Une stabilité politique fragile selon les jugements impitoyables des marchés
La victoire écrasante de Brice Clotaire Oligui Nguema (90,35 % des voix) et l’adoption d’une nouvelle Constitution auraient pu offrir au Gabon un répit, voire un regain de crédit. Pourtant, la note de conjoncture de la Banque mondiale, publiée il y a quatre semaines, tempère rapidement tout optimisme excessif : «Les perspectives macroéconomiques restent marquées par un risque élevé de détérioration.» Les agences de notation ne disent pas autre chose : Fitch maintient la note souveraine du pays à CCC, un niveau ultra-spéculatif qui traduit un risque de défaut jugé très probable.
Pourquoi une telle sévérité ? Parce que, derrière le vernis institutionnel, les déséquilibres restent criants. Le déficit budgétaire s’est creusé à 3,7 % du PIB en 2024, les arriérés de paiement ont atteint près de 3 %, et la dette publique frôle désormais les 75 % du PIB selon Fitch. Comme le résume la Banque mondiale dans un passage sans appel, le Gabon «reste vulnérable aux chocs de prix, au resserrement des conditions de financement, et à une faible mise en œuvre des réformes.»
Les signaux envoyés par le gouvernement n’ont pourtant pas manqué. Forum économique Gabon-France, plan de développement 2024–2026, diversification vers les mines, le bois, et l’agriculture… Les annonces se multiplient, tout comme les engagements internationaux. Mais pour les marchés, les mots n’ont de poids qu’accompagnés de preuves tangibles.

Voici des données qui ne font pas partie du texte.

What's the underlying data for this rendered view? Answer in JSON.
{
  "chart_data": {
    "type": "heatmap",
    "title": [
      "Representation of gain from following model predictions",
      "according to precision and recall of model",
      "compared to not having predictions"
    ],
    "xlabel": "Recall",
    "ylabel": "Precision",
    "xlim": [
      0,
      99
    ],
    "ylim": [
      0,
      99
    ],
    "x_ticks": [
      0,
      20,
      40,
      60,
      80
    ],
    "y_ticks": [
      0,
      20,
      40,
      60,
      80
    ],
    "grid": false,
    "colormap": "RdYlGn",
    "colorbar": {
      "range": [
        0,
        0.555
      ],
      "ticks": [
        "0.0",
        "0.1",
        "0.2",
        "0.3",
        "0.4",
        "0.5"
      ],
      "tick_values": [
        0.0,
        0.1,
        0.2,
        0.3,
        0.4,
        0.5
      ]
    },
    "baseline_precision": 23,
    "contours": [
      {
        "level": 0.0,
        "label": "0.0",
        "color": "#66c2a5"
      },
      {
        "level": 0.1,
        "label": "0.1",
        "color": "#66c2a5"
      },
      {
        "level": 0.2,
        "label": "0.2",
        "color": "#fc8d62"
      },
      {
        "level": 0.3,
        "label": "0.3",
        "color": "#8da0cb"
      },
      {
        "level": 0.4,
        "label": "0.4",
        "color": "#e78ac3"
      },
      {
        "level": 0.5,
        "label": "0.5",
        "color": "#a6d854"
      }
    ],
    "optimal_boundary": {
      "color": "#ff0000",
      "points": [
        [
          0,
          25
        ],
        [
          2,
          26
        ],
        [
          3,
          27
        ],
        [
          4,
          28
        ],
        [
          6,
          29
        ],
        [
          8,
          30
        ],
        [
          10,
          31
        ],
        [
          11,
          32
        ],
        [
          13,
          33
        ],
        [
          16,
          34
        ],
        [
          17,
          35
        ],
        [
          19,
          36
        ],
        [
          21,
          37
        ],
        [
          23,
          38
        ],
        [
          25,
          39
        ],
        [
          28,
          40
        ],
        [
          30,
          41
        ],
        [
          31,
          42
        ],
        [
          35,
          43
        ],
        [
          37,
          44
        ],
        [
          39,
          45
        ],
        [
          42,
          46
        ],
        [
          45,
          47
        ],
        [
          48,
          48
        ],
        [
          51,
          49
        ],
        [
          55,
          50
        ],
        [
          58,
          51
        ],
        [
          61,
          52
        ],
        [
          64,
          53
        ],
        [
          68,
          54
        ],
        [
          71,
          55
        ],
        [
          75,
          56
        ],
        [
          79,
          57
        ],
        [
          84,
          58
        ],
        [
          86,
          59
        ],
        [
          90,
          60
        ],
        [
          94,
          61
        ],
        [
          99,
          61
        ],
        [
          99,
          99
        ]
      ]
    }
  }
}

Entre réformes proclamées et incertitudes budgétaires
C’est précisément là que le bât blesse. Si la Banque mondiale reconnaît «une amélioration relative du cadre budgétaire» depuis fin 2023, elle pointe aussi «une transparence encore insuffisante dans l’exécution des dépenses publiques» et un risque croissant lié à la stratégie d’endettement. Le recours massif aux marchés régionaux – pourtant salué pour son taux de souscription élevé – n’est pas une garantie de stabilité, surtout dans un contexte de resserrement monétaire global.
Les performances ponctuelles, telles que le rachat anticipé des eurobonds de 2025, masquent mal une réalité plus structurelle : les dépenses courantes restent élevées, la masse salariale publique représente 6,9 % du PIB, et les recettes non pétrolières stagnent. Résultat : la trajectoire budgétaire, même avec les prévisions de croissance (2,4 % entre 2025 et 2027), ne convainc pas encore.
Au fond, la méfiance actuelle traduit un jugement plus global sur la gouvernance économique du pays. Comme l’indique finement la Banque mondiale, «le principal risque interne est lié à une mise en œuvre incomplète ou inéquitable des réformes.» Cela vaut autant pour la politique fiscale que pour la gestion de la dette ou la transparence budgétaire.
Les investisseurs, eux, ne regardent pas uniquement les urnes : ils scrutent les bilans, les ratios, les tableaux de bord. Et si la stabilité politique est une condition nécessaire à la confiance, elle n’en est pas une condition suffisante. Il faut désormais prouver que l’État gabonais peut gérer ses finances, rendre ses politiques prévisibles, et tenir ses engagements… sans dépendre éternellement de ses hydrocarbures. Autrement dit, le Gabon est à un carrefour. Il ne lui manque pas la parole : il lui faut la preuve.